In Italy, in the Apennines of the north, there seem to be three strata
of language. In the valleys the Italian was pure, resonant, and
foreign to me. There dwell the townsmen, and they deal down river
with the plains. Half-way up (as at Frangi, at Beduzzo, at Tizzano) I
began to understand them. They have the nasal 'n'; they clip their
words. On the summits, at last, they speak like northerners, and I was
easily understood, for they said not _'vino' _but _'vin';_ not _'duo'_
but _'du'_, and so forth. They are the Gauls of the hills. I told them
so, and they were very pleased.
Then I and my peasant parted, but as one should never leave a man
without giving him something to show by way of token on the Day of
Judgement, I gave this man a little picture of Milan, and bade him
keep it for my sake.
So he went his way, and I mine, and the last thing he said to me was
about a _'molinar'_, but I did not know what that meant.
When I had taken a cut down the mountain, and discovered a highroad at
the bottom, I saw that the river before me needed fording, like all
the rest; and as my map showed me there was no bridge for many miles
down, I cast about to cross directly, if possible on some man's
shoulders.
I met an old woman with a heap of grass on her back; I pointed to the
river, and said (in Lingua Franca) that I wished to cross. She again
used that word _'molinar',_ and I had an inkling that it meant
'miller'. I said to myself -
'Where there is a miller there is a mill. For _Ubi Petrus ibi
Ecclesia._ Where there is a mill there is water; a mill must have
motive power: .'. (a) I must get near the stream; (b) I must look out
for the noise and aspect of a mill.
I therefore (thanking the grass-bearing woman) went right over the
fields till I saw a great, slow mill-wheel against a house, and a sad
man standing looking at it as though it were the Procession of God's
Providence. He was thinking of many things. I tapped him on the
shoulder (whereat he started) and spoke the great word of that valley,
_'molinar'_. It opened all the gates of his soul. He smiled at me like
a man grown young again, and, beckoning me to follow, led radiantly up
the sluice to where it drew from the river.

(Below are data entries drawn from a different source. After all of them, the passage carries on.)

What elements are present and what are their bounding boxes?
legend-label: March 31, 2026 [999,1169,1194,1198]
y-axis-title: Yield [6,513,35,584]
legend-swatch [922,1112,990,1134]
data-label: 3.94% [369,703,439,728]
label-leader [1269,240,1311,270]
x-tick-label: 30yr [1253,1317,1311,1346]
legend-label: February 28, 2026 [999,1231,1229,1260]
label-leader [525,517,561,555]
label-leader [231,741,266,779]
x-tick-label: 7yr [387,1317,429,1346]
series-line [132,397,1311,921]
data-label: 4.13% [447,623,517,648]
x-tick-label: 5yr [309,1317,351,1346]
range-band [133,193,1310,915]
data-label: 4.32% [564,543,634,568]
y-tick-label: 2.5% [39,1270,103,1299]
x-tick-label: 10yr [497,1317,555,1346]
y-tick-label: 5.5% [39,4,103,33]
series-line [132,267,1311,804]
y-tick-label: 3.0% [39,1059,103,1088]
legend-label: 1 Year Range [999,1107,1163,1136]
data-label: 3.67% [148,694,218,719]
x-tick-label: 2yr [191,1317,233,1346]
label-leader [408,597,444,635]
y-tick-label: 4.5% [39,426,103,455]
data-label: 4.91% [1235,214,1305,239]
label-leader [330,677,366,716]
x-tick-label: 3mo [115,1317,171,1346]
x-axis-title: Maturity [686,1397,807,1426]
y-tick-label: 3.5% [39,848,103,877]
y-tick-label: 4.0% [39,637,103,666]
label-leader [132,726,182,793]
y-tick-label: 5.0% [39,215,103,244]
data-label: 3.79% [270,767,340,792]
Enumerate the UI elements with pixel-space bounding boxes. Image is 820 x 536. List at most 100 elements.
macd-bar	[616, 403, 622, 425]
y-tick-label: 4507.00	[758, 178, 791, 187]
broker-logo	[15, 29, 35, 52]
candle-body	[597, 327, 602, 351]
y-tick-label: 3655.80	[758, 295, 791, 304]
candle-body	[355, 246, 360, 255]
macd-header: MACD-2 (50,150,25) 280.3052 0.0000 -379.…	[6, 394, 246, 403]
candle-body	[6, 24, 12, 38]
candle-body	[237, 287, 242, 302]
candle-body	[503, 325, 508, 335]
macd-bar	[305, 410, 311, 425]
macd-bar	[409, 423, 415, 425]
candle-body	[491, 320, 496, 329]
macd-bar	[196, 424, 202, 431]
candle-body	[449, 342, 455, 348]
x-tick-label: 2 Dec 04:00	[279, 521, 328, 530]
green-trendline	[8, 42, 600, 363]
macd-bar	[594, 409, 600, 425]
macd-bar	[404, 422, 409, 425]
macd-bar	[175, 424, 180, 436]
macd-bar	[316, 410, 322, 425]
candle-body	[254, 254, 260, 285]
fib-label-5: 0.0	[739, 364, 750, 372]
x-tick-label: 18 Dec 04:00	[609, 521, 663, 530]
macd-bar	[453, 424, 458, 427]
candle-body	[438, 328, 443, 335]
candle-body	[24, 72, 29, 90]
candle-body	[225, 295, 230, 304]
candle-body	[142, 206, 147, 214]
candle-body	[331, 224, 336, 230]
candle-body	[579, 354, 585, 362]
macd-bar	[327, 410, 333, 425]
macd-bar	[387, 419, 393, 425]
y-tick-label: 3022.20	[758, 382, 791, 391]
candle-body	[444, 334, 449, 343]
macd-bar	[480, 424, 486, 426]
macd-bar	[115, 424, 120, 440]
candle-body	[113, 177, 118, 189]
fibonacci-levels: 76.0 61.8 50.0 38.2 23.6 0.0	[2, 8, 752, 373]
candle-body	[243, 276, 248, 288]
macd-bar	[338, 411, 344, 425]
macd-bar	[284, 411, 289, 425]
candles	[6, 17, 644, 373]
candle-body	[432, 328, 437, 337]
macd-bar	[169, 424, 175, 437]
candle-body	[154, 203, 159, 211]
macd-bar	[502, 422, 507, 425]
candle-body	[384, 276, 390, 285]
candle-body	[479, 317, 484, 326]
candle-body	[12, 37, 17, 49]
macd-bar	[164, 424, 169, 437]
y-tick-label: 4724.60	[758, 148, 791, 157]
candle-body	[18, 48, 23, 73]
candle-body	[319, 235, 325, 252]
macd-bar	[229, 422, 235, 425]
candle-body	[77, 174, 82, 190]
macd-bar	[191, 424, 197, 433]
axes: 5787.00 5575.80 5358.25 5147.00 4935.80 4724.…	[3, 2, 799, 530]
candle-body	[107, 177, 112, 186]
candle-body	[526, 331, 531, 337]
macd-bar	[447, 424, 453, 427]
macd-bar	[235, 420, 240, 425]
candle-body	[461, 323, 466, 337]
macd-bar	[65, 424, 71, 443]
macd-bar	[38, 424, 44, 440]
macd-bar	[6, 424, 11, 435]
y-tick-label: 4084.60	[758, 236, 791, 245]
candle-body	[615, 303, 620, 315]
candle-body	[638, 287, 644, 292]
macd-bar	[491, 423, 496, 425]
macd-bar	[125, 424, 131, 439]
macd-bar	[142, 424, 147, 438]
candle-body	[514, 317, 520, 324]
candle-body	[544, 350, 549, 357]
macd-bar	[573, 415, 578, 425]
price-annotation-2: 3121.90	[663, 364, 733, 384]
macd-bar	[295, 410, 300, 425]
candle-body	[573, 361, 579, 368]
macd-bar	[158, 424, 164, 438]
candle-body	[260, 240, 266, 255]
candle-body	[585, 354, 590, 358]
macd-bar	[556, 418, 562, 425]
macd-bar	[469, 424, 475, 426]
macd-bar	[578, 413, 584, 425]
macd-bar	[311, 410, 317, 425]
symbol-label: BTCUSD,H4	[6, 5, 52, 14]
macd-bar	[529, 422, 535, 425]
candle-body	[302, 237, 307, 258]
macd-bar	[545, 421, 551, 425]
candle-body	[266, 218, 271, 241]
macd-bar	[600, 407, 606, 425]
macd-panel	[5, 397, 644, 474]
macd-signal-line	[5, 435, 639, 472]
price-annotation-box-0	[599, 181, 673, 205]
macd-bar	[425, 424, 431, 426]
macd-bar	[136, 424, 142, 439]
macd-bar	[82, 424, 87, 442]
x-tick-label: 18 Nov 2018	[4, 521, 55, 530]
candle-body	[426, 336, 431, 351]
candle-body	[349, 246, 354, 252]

Here three men were at work digging a better entry for the water. One
was an old, happy man in spectacles, the second a young man with
stilts in his hands, the third was very tall and narrow; his face was
sad, and he was of the kind that endure all things and conquer. I said
'_Molinar_?'' I had found him.
To the man who had brought me I gave 50 c., and so innocent and good
are these people that he said _'Pourquoi?'_ or words like it, and I
said it was necessary. Then I said to the molinar, _'Quanta?'_ and he,
holding up a tall finger, said '_Una Lira'._ The young man leapt on to
his stilts, the molinar stooped down and I got upon his shoulders, and
we all attempted the many streams of the river Parma, in which I think
I should by myself have drowned.
I say advisedly - 'I should have been drowned.' These upper rivers of
the hills run high and low according to storms and to the melting of
the snows. The river of Parma (for this torrent at last fed Parma)
was higher than the rest.
Even the molinar, the god of that valley, had to pick his way
carefully, and the young man on stilts had to go before, much higher
than mortal men, and up above the water. I could see him as he went,
and I could see that, to tell the truth, there was a ford - a rare
thing in upper waters, because in the torrent-sources of rivers either
the upper waters run over changeless rocks or else over gravel and
sand. Now if they run over rocks they have their isolated shallow
places, which any man may find, and their deep - evident by the still
and mysterious surface, where fish go round and round in the hollows;
but no true ford continuous from side to side.